Что произошло бы в душе убийцы из Шенвертского замка, если бы он мог бросить хоть один взгляд на эту кровать? О, он всячески старался избежать этого! Лиана видела, что окна его комнаты, выходившие на индийский сад, были наглухо закрыты. Красота баядерки в последние минуты ее жизни была даже ослепительнее, чем в то время, когда возбудила в сухой душе придворного всепоглощающую страсть. Лен снова облачила это легчайшее тело, эту «снежинку», в кисейное облако, потому что «она всегда это любила». На незаметно дышавшей груди лежало ожерелье из монет, а левая рука ее сжимала висевший на цепочке амулет. Синеватые полупрозрачные веки слегка приподнялись, и стали видны ее потухающие глаза. Но блаженная улыбка, замершая на ее полуоткрытых устах, будет унесена ею под красный обелиск.

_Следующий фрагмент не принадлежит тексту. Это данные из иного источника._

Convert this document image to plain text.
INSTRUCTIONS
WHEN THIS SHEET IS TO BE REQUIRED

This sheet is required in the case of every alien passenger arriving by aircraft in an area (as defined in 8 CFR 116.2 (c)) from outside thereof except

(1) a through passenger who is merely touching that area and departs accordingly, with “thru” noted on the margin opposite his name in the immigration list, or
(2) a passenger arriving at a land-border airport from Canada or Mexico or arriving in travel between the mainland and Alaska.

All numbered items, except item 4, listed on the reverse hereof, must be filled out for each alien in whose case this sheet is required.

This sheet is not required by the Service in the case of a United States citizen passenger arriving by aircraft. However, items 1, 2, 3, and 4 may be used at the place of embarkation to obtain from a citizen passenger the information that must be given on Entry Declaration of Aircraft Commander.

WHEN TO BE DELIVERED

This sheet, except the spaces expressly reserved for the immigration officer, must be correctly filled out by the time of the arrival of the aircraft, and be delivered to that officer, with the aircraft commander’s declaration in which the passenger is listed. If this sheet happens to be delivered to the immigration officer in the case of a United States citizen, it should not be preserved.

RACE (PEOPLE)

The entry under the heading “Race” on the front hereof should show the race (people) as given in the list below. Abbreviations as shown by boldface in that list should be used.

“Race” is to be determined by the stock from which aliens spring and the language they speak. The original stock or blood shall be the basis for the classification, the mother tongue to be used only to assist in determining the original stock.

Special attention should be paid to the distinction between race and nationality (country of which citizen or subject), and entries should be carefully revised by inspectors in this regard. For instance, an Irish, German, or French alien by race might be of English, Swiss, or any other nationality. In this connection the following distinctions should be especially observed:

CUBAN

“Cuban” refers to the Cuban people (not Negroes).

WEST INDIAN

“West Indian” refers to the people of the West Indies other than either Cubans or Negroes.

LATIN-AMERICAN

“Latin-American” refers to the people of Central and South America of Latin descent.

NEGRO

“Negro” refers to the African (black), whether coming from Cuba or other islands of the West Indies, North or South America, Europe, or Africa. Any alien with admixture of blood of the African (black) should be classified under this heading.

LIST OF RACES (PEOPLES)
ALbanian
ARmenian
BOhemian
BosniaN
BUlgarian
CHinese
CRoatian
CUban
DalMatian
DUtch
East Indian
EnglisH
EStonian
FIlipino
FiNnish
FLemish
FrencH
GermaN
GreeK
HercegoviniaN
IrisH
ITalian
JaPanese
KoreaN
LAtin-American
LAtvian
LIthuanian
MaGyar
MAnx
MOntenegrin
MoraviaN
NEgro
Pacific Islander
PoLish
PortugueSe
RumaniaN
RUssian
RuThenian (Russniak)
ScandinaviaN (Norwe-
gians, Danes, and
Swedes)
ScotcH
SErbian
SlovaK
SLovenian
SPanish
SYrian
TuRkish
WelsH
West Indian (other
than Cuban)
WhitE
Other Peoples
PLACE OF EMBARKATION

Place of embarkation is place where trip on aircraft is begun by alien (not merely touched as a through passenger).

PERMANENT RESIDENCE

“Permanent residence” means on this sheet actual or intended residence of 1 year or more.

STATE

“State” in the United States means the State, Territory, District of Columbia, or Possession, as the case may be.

— Не думайте, баронесса, что я плачу об этой несчастной душе, — сказала Лен глухим голосом, когда Лиана ласково взглянула на нее. — Я любила ее, — продолжала Лен, — так искренне любила, как будто она была моим ребенком, и именно потому я и крещусь, говоря: «Слава Богу, страдания ее закончились!» Это и было причиной того, что сегодня утром я готова была заплакать и, наверное, задохнулась бы от радости, если бы не вскрикнула. Потом я пришла в этот домик, где видела столько горя и страдания, и наплакалась вдоволь — тут я могла плакать! Не для чего больше продолжать комедию, можно сбросить с себя маску и не смотреть почтительно мошеннику и негодяю в глаза, которые с превеликим удовольствием выцарапала бы. Не гневайтесь на меня, баронесса, но я должна наконец высказаться. Я иногда задаюсь вопросом: наяву ли все это происходит? А потом мною овладевают сомнение и страх: что, как тот, с бритой головой, опять перевернет все по-своему, несмотря на желание барона? Надо поторопиться и опередить его. Да что тут говорить, баронесса! Вы, воистину, добрый ангел, которого Бог послал нам. Его долготерпению пришел конец, и наш молодой барон прозрел. Когда он сегодня утром вошел в столовую и взглянул на вас, я тотчас поняла, что пробил час… Короче говоря, Габриель обязан вам своим счастьем, вашему уму и вашему доброму сердцу, так кому как не вам следует довести это дело до конца? Молодой барон тут ничего не сделает — не прогневайтесь, баронесса. Он слишком долго был суров к Габриелю, чтобы наши сердца — то есть мое и его — так скоро расположились к нему. Сегодня утром я попыталась поговорить с ним, но ничего не вышло: доктор был рядом, и я стояла, как немая… Габриель, выдь-ка на минуту! Свежий воздух необходим тебе, как хлеб, а мне надо кое-что сказать доброй баронессе.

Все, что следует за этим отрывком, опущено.